ジェハと蜜香は驚いて暗器が飛んで来た方を同時に見る。

そこに立っていたのは、怒りの表情を讃えた船長・ギガンの姿だった。


「この鼻タレ小僧。私の可愛い娘に何してるんだい。さっさと離れな。」


尚も暗器を両手に構えるギガンにジェハは苦笑すると、両手を上に上げて蜜香から離れた。

蜜香は、ジェハが離れると体を反転させギガンの後ろへと隠れる。

蜜香のその行動に、ジェハは更に苦笑を漏らした。

ギガンは、後ろに隠れた蜜香の肩を抱くと優しげな声音で語りかける。


「ミツカ、あのバカに変な事されそうになったら思い切り叫びな。私が直ぐに駆け付けてやるから。バカは放っといて、私と一緒に風呂へ行くよ。」


蜜香が小さく頷くのを確認すると、ギガンは “先に行ってな” と蜜香を風呂場へ促す。

蜜香の姿が見えなくなると、ギガンはジェハの方を振り返って言った。


「…強引に事を進めようなんざお前らしくないね。お前は、女性を優しく包む主義じゃ無かったかい?」


ギガンの問いに、ジェハは壁に背中を預け前髪をかき上げながら返事を返す。


「…本当、僕らしくないですよ。 あの子の事になると僕はどうしようもなく余裕が無くなる。あの子が近くに居ると抱きしめてキスしたくなるんだ。」


切なげに眉を顰めるジェハを、ギガンは物珍しげに見た後クスリと微笑を漏らしジェハに挑発的な眼差しを向けて言う。


「……ジェハ…お前、ミツカの事が好きかい?」


ジェハは暫く間を空けると、ヘラッと笑って答えた。


「もちろん、好きですよ。
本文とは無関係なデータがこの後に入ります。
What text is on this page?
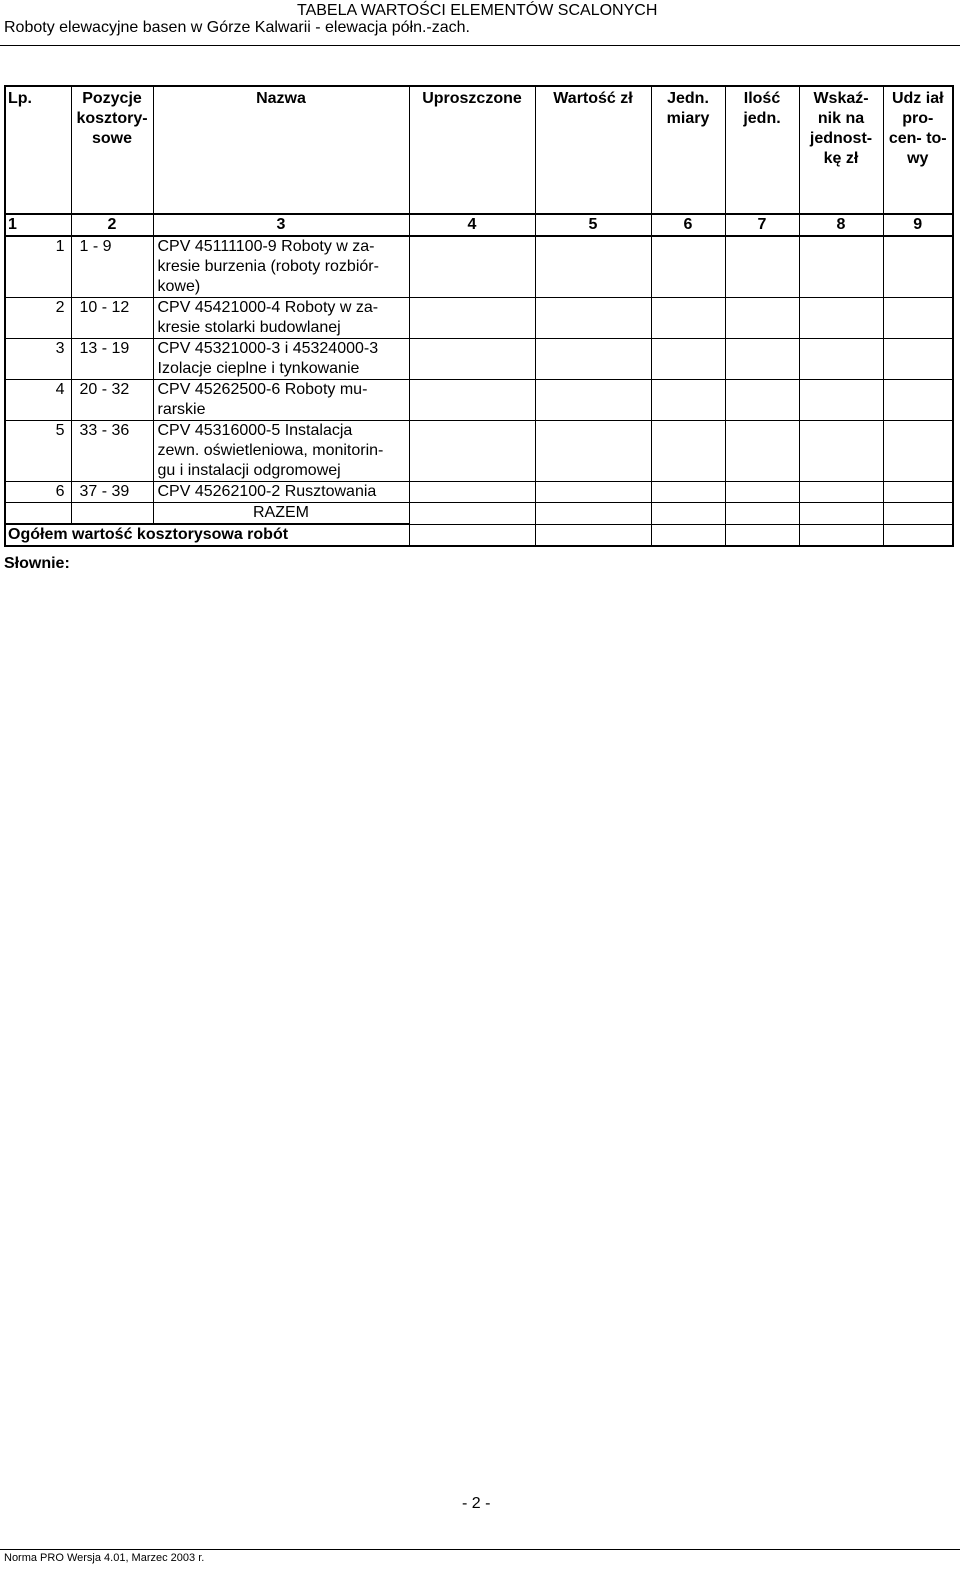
TABELA WARTOŚCI ELEMENTÓW SCALONYCH
Roboty elewacyjne basen w Górze Kalwarii - elewacja półn.-zach.
Lp.	Pozycje kosztory- sowe	Nazwa	Uproszczone	Wartość zł	Jedn. miary	Ilość jedn.	Wskaź- nik na jednost- kę zł	Udz iał pro- cen- to- wy
1	2	3	4	5	6	7	8	9
1	1 - 9	CPV 45111100-9 Roboty w za-
kresie burzenia (roboty rozbiór-
kowe)						

2	10 - 12	CPV 45421000-4 Roboty w za-
kresie stolarki budowlanej						

3	13 - 19	CPV 45321000-3 i 45324000-3
Izolacje cieplne i tynkowanie						

4	20 - 32	CPV 45262500-6 Roboty mu-
rarskie						

5	33 - 36	CPV 45316000-5 Instalacja
zewn. oświetleniowa, monitorin-
gu i instalacji odgromowej						

6	37 - 39	CPV 45262100-2 Rusztowania						

		RAZEM						
Ogółem wartość kosztorysowa robót								
Słownie:
- 2 -
Norma PRO Wersja 4.01, Marzec 2003 r.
」


「ふざけんじゃないよ。お前のいつも通りの好きを聞いてるんじゃない。私は、1人の女としてミツカが好きかどうか聞いてるんだ。」


急に鋭みを増したギガンの眼差しに、ジェハは一瞬怖気付く。

ギガンは瞳の鋭さをそのままに言葉を続けた。


「…お前、表情や言葉や行動は素直に表現してるクセに、気持ちを認めてないのかい?気持ちを認めてないクセに迫っても、ミツカは靡かないよ。」


「………分かってますよ、ギガン船長。確かに僕は、ミツカちゃんの事を1人の女性として愛してます。だけど、ミツカちゃんは何故か僕に対してワザと壁を作って避けるんだ。」


ジェハの言葉に、ギガンは目を細める。

ジェハは溜め息を吐くと、天井を仰ぎ見た。